Enfin Chyryu conclut en approuvant une réforme des formations, réforme qui n'irait pas dans le sens de l'approvisionnement des SSII en main d'œuvre par les écoles. Par expérience personnelle (qui ne vaut que pour la personne concernée il est vrai), en sortie d'école, la SSII semble être le passage obligé. N'est-ce pas finalement cela qu'il faut changer, si l'on veut, comme le dit monsieur Bernaudin dans l'article, régler "le problème d'attractivité des filières de formation en informatique"?

Tags : emploi formation

"25 et 30 K€ pour des bac+2, c'est n'importe quoi"
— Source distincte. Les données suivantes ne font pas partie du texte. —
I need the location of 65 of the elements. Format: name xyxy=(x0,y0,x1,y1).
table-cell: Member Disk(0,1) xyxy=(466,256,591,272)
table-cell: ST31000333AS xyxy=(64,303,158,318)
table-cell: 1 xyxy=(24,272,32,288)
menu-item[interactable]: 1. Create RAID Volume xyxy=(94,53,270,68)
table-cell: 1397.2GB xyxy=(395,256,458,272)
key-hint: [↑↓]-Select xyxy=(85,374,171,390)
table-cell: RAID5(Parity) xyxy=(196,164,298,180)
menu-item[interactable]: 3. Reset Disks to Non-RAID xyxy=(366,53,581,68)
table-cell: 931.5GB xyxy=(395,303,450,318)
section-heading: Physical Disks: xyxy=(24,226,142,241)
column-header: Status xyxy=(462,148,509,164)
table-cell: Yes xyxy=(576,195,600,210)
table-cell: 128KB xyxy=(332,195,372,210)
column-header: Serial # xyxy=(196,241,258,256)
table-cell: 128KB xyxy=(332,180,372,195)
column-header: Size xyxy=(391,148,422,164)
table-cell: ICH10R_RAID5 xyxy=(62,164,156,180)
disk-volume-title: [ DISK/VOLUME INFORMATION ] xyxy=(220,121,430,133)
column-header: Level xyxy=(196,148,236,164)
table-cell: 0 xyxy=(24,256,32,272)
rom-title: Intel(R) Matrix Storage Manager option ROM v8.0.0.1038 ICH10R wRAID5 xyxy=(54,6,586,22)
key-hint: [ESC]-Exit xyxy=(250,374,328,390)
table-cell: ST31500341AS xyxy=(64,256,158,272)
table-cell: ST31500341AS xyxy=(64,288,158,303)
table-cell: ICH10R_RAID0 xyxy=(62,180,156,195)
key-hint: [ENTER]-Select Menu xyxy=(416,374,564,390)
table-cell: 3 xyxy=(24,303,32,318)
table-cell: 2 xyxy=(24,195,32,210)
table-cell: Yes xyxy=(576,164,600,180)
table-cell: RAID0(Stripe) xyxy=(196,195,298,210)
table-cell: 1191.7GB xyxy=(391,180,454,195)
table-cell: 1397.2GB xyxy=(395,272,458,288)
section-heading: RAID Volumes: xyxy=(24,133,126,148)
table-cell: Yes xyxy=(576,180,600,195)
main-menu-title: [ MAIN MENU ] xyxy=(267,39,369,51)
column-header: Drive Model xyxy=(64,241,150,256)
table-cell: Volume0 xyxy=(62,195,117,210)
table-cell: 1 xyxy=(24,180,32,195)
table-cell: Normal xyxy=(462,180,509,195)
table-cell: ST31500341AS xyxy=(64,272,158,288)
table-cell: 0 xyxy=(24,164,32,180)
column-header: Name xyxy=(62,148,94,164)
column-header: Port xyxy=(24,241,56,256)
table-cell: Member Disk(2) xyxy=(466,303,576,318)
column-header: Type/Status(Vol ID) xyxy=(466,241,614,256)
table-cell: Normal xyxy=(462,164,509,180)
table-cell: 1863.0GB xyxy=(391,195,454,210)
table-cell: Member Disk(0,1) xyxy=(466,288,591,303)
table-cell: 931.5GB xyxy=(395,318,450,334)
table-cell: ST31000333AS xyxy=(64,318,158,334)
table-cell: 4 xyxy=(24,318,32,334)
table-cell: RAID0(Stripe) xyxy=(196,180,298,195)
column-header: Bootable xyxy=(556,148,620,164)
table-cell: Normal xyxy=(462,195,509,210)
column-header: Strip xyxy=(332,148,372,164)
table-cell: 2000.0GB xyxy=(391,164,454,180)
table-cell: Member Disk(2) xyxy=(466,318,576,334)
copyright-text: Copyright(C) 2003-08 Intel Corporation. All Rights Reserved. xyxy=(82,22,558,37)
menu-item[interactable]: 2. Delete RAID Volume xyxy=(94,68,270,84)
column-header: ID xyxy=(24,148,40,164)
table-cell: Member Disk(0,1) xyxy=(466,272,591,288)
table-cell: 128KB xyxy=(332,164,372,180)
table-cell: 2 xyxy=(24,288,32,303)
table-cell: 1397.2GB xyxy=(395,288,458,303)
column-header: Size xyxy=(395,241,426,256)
Alexis.jpgDire que les résultats de l'étude de Lesjeudis.com vous ont fait réagir est un doux euphémisme. Outre les accusations de corruption que vous nous portez (j'irai d'ailleurs dès demain réclamer mon dû à la direction), on trouve une interrogation sur les salaires annoncés, qui vous paraissent trop élevés voire complètement irréalistes.

Ainsi, Yurek explique que " 25 à 30 k€ pour un bac+2", c'est "n'importe quoi. C'est à peine 25 k€ pour un bac+3, alors un bac+2 faut pas rêver." Cette appréciation est partagée par Gfiste (toute ressemblance avec une SSII connue serait fortuite), parlant de "24 700 euros bruts par an pour un bac+2 avec 10 ans de carrière."

Pour replacer le débat dans son contexte, l'article n'annonce pas les chiffres des salaires comme indubitables et prouvés, mais comme ceux souhaités par les futurs salariés. Que ceux-ci voient le monde du travail plus beau qu'il n'est semble d'autant plus logique que le cadre scolaire a également tendance à enjoliver la situation. Déçu, Khimé indique à ce propos : "Nos profs nous avaient dit que le salaire moyen était de 28 000 euros par an." D'ailleurs, à moi aussi les profs ont menti à propos des salaires dans les rédactions parisiennes (vraiment penser à demander cette prime à la direction).